Turnout Way Up in California Early Voting

Gee, I wonder why?
If you remember the last mid-term election, you're in the minority. While the state and nation was approaching the precipice of economic tumult, folks were still working, their home values hadn't yet tumbled, and there were few budget crisis headlines.

Gov. Arnold Schwarzenegger, whose current approval rating is 28 percent, glided to victory in 1998 with 56 percent of the vote. Not that many bothered voting – just 39 percent of the state's eligible adults and 56 percent of those actually registered cast ballots.

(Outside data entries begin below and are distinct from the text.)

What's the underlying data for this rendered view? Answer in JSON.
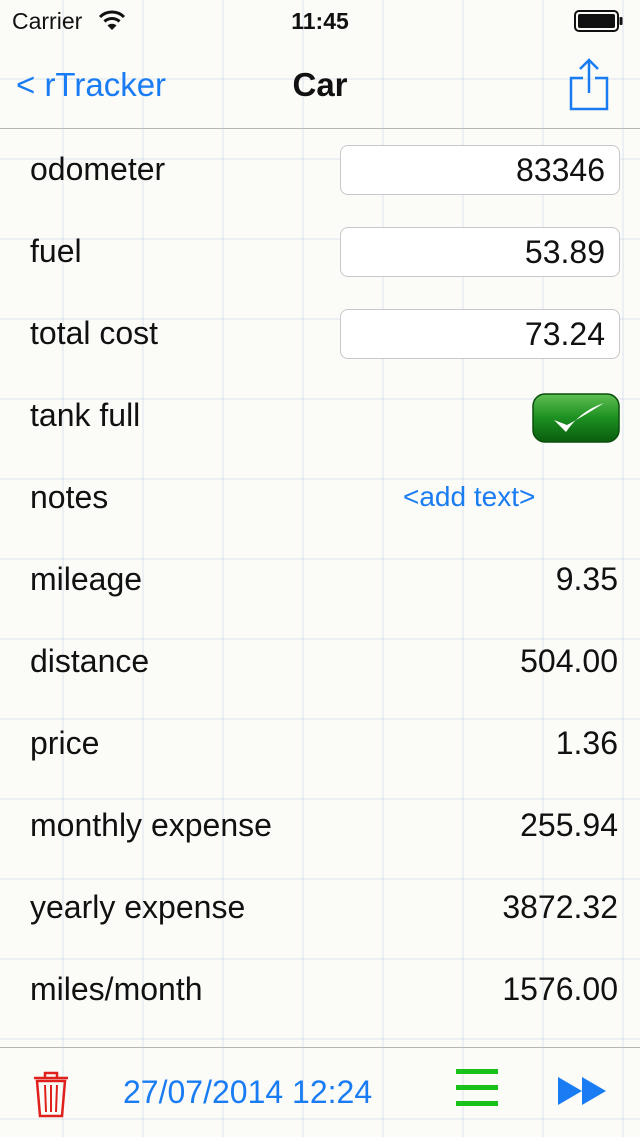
{
  "status_bar": {
    "carrier": "Carrier",
    "time": "11:45"
  },
  "nav": {
    "back_label": "< rTracker",
    "title": "Car",
    "share_icon": "share-icon"
  },
  "rows": [
    {
      "label": "odometer",
      "type": "input",
      "value": "83346"
    },
    {
      "label": "fuel",
      "type": "input",
      "value": "53.89"
    },
    {
      "label": "total cost",
      "type": "input",
      "value": "73.24"
    },
    {
      "label": "tank full",
      "type": "checkbox",
      "checked": true
    },
    {
      "label": "notes",
      "type": "link",
      "value": "<add text>"
    },
    {
      "label": "mileage",
      "type": "value",
      "value": "9.35"
    },
    {
      "label": "distance",
      "type": "value",
      "value": "504.00"
    },
    {
      "label": "price",
      "type": "value",
      "value": "1.36"
    },
    {
      "label": "monthly expense",
      "type": "value",
      "value": "255.94"
    },
    {
      "label": "yearly expense",
      "type": "value",
      "value": "3872.32"
    },
    {
      "label": "miles/month",
      "type": "value",
      "value": "1576.00"
    }
  ],
  "toolbar": {
    "date": "27/07/2014 12:24",
    "trash_icon": "trash-icon",
    "menu_icon": "list-icon",
    "forward_icon": "fast-forward-icon"
  },
  "colors": {
    "accent": "#1a7cf2",
    "trash": "#e0201c",
    "menu": "#18c218",
    "checkbox": "#0c7a12"
  }
}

It's a different story this time. As of Thursday, 225,215 mail ballots had been received by the Orange County elections office. Four years ago, it was 148,684 on the Thursday before the November election. About 685,000 county voters requested mail ballots this year, some 100,000 more than 2006, according to Registrar of Voters Neal Kelley.

Heightened interest seems to be the cause, not simply a shift in voters from the polling place to the mail box. The percentage of voters casting mail ballots has leveled off around 50 percent in recent years.

"Statewide, everybody's seeing higher than average returns," Kelley said.

Nothing like billions in state debt, double-digit unemployment, economic doldrums and a few Tea Parties to invigorate the democratic process.
Conservatives have been waiting for this election for months, and I guarantee you the majority of those early returns are coming from people anxious to vote against the liberal agenda. I just wonder how much fraud is included in those early numbers?